Marketers have long noted that, sale or not, every time a customer brushes up against a business touchpoint, that customer has had some kind an experience – good, bad, or indifferent. NLP has become a powerful tool for tipping the scales of customer satisfaction heavily in the “good” column because it takes the burden of effective communication off of the customer. Instead of having to adapt to, say, the stilted language of keyword searching, the customer only has to seek and receive information in his or her “natural language.”
It’s not perfect yet, perhaps, but NLP has already achieved remarkable results and has become an essential element of personalized customer experience management in the digital marketplace. As might be expected, Google has been the industry leader in advancing natural language search functionality, but AI assistants such as Apple’s Siri, Microsoft’s Cortana, and Google Now have become a part of daily life, and chatbots are routinely used for a wide range of e-commerce interactions.

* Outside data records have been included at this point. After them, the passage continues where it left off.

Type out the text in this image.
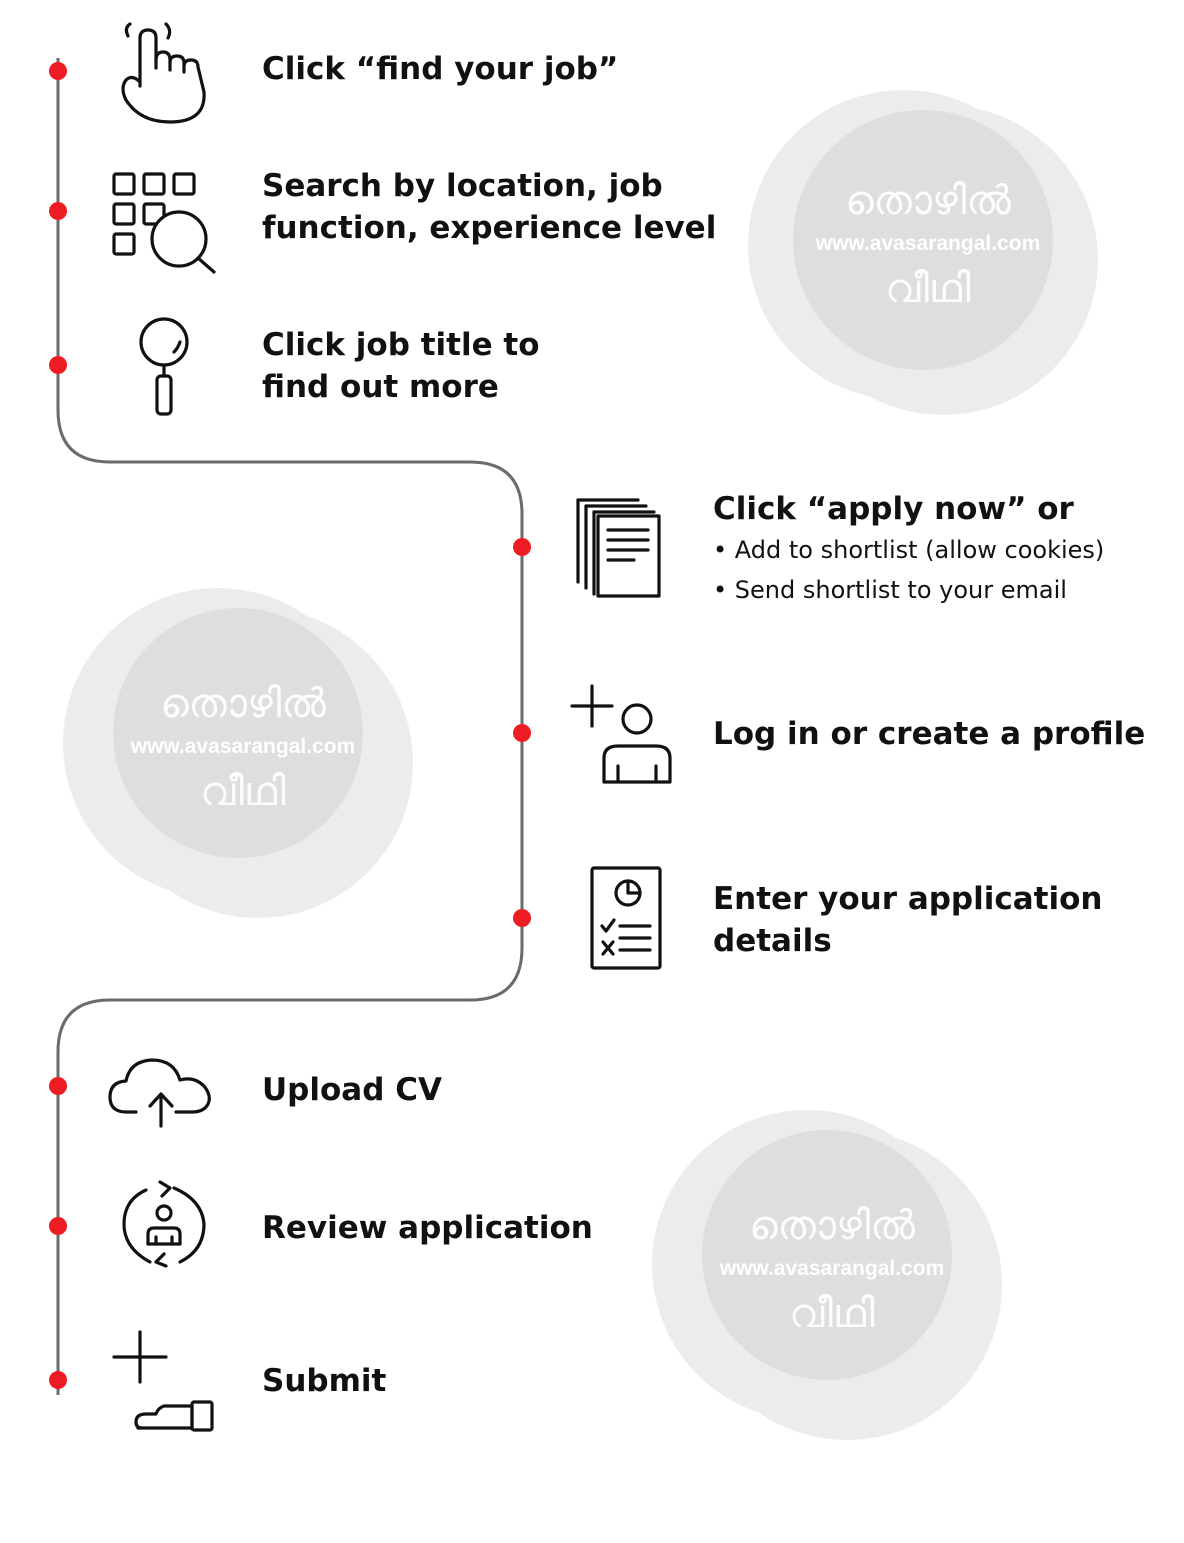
തൊഴിൽ
www.avasarangal.com
വീഥി
തൊഴിൽ
www.avasarangal.com
വീഥി
തൊഴിൽ
www.avasarangal.com
വീഥി
Click “find your job”
Search by location, job
function, experience level
Click job title to
find out more
Click “apply now” or
• Add to shortlist (allow cookies)
• Send shortlist to your email
Log in or create a profile
Enter your application
details
Upload CV
Review application
Submit
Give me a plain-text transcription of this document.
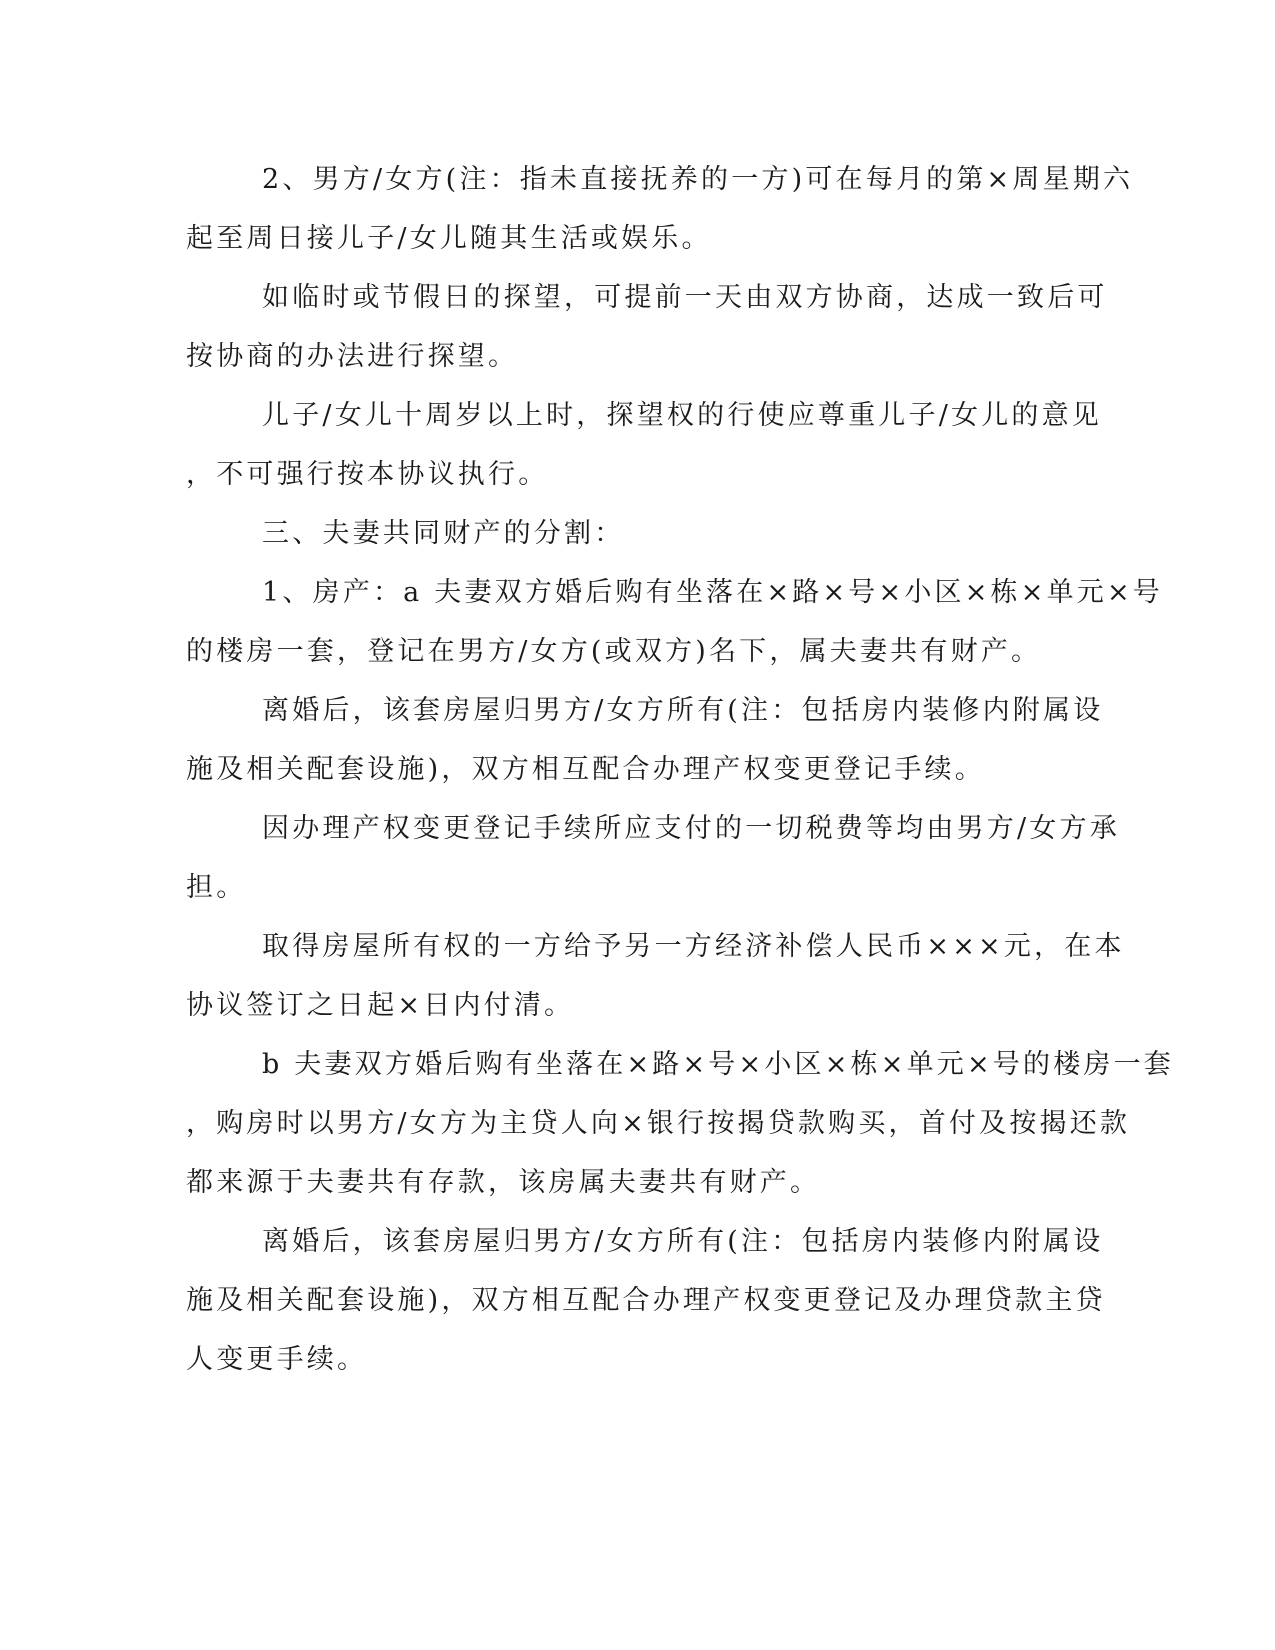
2、男方/女方(注：指未直接抚养的一方)可在每月的第×周星期六
起至周日接儿子/女儿随其生活或娱乐。
如临时或节假日的探望，可提前一天由双方协商，达成一致后可
按协商的办法进行探望。
儿子/女儿十周岁以上时，探望权的行使应尊重儿子/女儿的意见
，不可强行按本协议执行。
三、夫妻共同财产的分割：
1、房产：a 夫妻双方婚后购有坐落在×路×号×小区×栋×单元×号
的楼房一套，登记在男方/女方(或双方)名下，属夫妻共有财产。
离婚后，该套房屋归男方/女方所有(注：包括房内装修内附属设
施及相关配套设施)，双方相互配合办理产权变更登记手续。
因办理产权变更登记手续所应支付的一切税费等均由男方/女方承
担。
取得房屋所有权的一方给予另一方经济补偿人民币×××元，在本
协议签订之日起×日内付清。
b 夫妻双方婚后购有坐落在×路×号×小区×栋×单元×号的楼房一套
，购房时以男方/女方为主贷人向×银行按揭贷款购买，首付及按揭还款
都来源于夫妻共有存款，该房属夫妻共有财产。
离婚后，该套房屋归男方/女方所有(注：包括房内装修内附属设
施及相关配套设施)，双方相互配合办理产权变更登记及办理贷款主贷
人变更手续。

In fact, it would be difficult to imagine a future for e-commerce in which NLP does not play a central role in shaping the customer experience. At nanorep, an industry leader managing the digital experience, natural language search is seen as the key to delivering satisfying and personalized customer experiences by making it easier to understand the customer’s intent when asking a question. Context is critical because language differs from person to person, of course. Not everyone will phrase a query in the same way, but we do have one thing in common: we all want to be understood.
Given the variations in the way people use human language, nanorep emphasizes the need for a system to have the capacity to sense, think, learn, and act upon not only the specific words used. In order to properly interpret the customer’s intentions and meaning, nanorep software uses artificial intelligence to discern what the words mean within the context of a particular query or interaction.
Customers approach businesses through multiple messaging interfaces such as Facebook Messenger, Slack, Telegram, Kik, and others, and nanorep’s NLP solution integrates with these through its Service Bot solution that further breaks down potential language barriers to provide a consistent self-service experience.
The right answer at the right time
One measure of how adept NLP has become at discerning context and understanding a query can be found in enhancements to the search engine Bing, which is capable of “continuing the conversation.” That is, you can ask follow-up questions to your original query and they won’t be treated as separate interactions. For its part, Google touts improvements in search technology that make it possible for search engines to understand complex, inter-related multi-faceted inquiries. As one example, Google points to the ability to answer a simple question such as “Who was the U.S. President when the Angels won the World Series?”
Similarly, nanorep’s NLP is extremely sensitive to context that the same question, phrased in exactly the same terms, will elicit different answers depending on the product the questioner is viewing.
Consider what that means for the customer in terms of simplicity, efficiency, and overall experience.